映画のような人生を送りたいと現実世界に嘆く、又は出会いが無いと嘆く人々の確かな存在。ベティサイズモアもそうであった。昼ドラに夢中で、昼ドラと共に歩んでいく人生。現実から逃れる為に昼ドラに没頭していく彼女の姿。肉体と精神の乖離が進む彼女の疲れた表情の不健康さ。暴力夫が殺される光景の現実から逃れる為の駆け込み寺として、昼ドラに入ってしまう。そう昼ドラと現実世界の融合を。
(大抵の映画だと、ここで彼女は病院に入れられたりしていくパターンを選ぶのだが、この監督は彼女を狂った人間として描かなかった)

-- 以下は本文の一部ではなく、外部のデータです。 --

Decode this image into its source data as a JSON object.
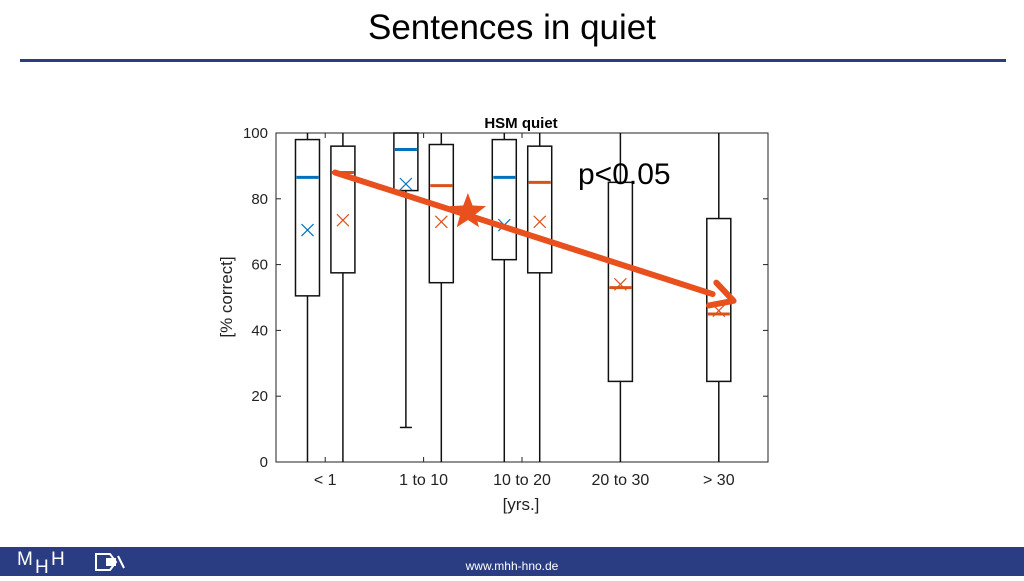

精神が肉体と同期し、昼ドラが現実世界となったベティサイズモアは……どん底に行くことなく健全に、素晴らしく健康になったのだ。彼女は夫の存命中とは打って変わって、生きる楽しみを感じ大空に羽ばたき目を外に向けて美しさを満喫し始める。そして、彼女以外が次に不健康に陥る(と言うよりも、既に彼女と大差ない不健康さだったという方が正しいのかも。[例:ドラマのマンネリ])。で、その人々を助けるために看護婦ベティサイズモアが奮闘する様は痛快であった。
カンヌ脚本賞に異議なしです。ハイ。
2002/10/1
━━━蛇足━━━
この映画、精神障害を扱った。だが「周囲が何故精神障害と気づかないのだ?不自然極まりない」だとか、「コメディに描いているから不謹慎」ではないでしょう。私達は、精神障害と気づかない世界にいると言う事を忘れてはいけない。そのことを示した映画なのだ。精神障害に無理解な社会を描いている事を見逃してはいけないと感じる。